Kök hücrelerin vücuttaki tamirci hücreler olduğunu söyleyen Dr. Öğretim Üy. Özgür Tataroğlu ise, “Vucüdumuzda herhangi bir yerde zarar olduğunda bu hücreler oraya gidip tamir yapıyorlar. Fakat genetik bir hastalık, mutasyon olduğu zaman bu hücrelerin fonksiyonlarını yerine getirmesi zorlaşıyor. Buradaki çalışmalarda bu hasarları gidermeye çalışıyoruz” ifadelerini kullandı.

10 MİLYAR DOLARLIK PAZAR

Bunun için de çeşitli gen düzenleme araçları kullandıklarını kaydeden Dr. Öğretim Üy. Özgür Tataroğlu, “Biz bu teknikleri kullanarak herhangi bir hücrenin kalıtsal yapısı üzerinde istediğimiz değişiklikleri yapabiliyoruz. Bu tekniklerin geliştirilmesi, yatırım yapılması lazım. Çünkü dünyada gen düzenleme yaklaşık 10 milyar dolarlık bir pazar. Şu anda bütün ürünler Türkiye’ye yurt dışından geliyor. Bu ürünler gelseler bile şu anda insanların kullanabileceği seviyede değil. Çünkü gen düzenleme araçlarına eklenmesi gereken güvenlik önlemleri var” diye konuştu.

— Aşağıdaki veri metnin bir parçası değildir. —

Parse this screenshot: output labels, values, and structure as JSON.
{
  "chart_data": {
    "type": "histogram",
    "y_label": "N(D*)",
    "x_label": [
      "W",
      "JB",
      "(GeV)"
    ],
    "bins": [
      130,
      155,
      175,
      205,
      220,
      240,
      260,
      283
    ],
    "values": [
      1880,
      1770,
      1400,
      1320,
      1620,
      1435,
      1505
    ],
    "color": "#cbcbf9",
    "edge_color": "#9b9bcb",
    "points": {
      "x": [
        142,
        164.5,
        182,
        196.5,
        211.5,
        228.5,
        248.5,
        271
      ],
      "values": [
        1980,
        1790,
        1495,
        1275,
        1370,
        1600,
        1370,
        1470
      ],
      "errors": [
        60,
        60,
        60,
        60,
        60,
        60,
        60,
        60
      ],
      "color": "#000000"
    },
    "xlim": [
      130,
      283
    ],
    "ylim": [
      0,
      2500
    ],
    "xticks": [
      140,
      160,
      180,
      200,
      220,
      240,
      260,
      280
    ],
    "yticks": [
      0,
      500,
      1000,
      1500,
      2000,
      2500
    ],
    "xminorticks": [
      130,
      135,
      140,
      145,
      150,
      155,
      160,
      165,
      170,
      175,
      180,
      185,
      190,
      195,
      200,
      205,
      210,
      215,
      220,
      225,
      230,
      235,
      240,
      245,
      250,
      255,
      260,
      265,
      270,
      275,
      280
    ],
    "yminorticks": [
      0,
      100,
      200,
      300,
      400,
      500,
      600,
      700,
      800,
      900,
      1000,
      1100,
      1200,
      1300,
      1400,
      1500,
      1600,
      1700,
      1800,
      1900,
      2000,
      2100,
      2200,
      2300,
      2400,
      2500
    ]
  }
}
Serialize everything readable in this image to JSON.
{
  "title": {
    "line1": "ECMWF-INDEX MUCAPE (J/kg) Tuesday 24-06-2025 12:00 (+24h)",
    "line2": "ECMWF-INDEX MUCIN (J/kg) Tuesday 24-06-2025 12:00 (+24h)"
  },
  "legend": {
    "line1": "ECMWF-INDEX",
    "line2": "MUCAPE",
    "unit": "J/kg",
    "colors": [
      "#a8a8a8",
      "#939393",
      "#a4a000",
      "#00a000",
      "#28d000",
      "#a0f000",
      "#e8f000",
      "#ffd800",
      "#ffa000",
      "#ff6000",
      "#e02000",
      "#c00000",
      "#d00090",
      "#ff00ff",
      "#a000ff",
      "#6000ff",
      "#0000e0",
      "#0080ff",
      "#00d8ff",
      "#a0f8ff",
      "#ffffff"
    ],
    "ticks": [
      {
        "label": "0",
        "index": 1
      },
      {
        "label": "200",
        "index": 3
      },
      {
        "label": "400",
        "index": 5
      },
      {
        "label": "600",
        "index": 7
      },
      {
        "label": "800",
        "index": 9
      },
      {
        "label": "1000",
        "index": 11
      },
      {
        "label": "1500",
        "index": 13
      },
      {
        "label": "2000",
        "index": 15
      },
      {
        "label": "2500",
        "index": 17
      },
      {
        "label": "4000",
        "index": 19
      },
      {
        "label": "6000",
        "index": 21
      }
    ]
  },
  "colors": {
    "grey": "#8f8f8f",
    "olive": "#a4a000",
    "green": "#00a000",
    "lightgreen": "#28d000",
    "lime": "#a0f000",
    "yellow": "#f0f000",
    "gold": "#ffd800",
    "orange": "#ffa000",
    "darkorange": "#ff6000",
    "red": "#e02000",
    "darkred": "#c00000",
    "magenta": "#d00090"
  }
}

ENDÜSTRİ VE TARIMDA DA KULLANILIYOR

Dr. Öğretim Üy. Özgür Tataroğlu sözlerini şöyle noktaladı:

“Biz bunları laboratuvarda üretip tasarladıktan sonra yolluyoruz. Onlar DNA’da bizim istediğimiz değişikliği yapıyor. Örneğin bir genetik hastalıkta o genin bir kopyası eksikse onu ekleyebiliyoruz veya birden fazla kopyası olduğu için sorun yaşanıyorsa diğer kopyalarını azaltabiliyoruz. Ya da DNA’da bir mutasyon varsa onu doğal haline çevirebiliyoruz. Aslında en önemli uygulamalarından bir tanesi bu. Aynı zamanda biyoteknolojide, endüstri ve tarımda da kullanılan bir şey.”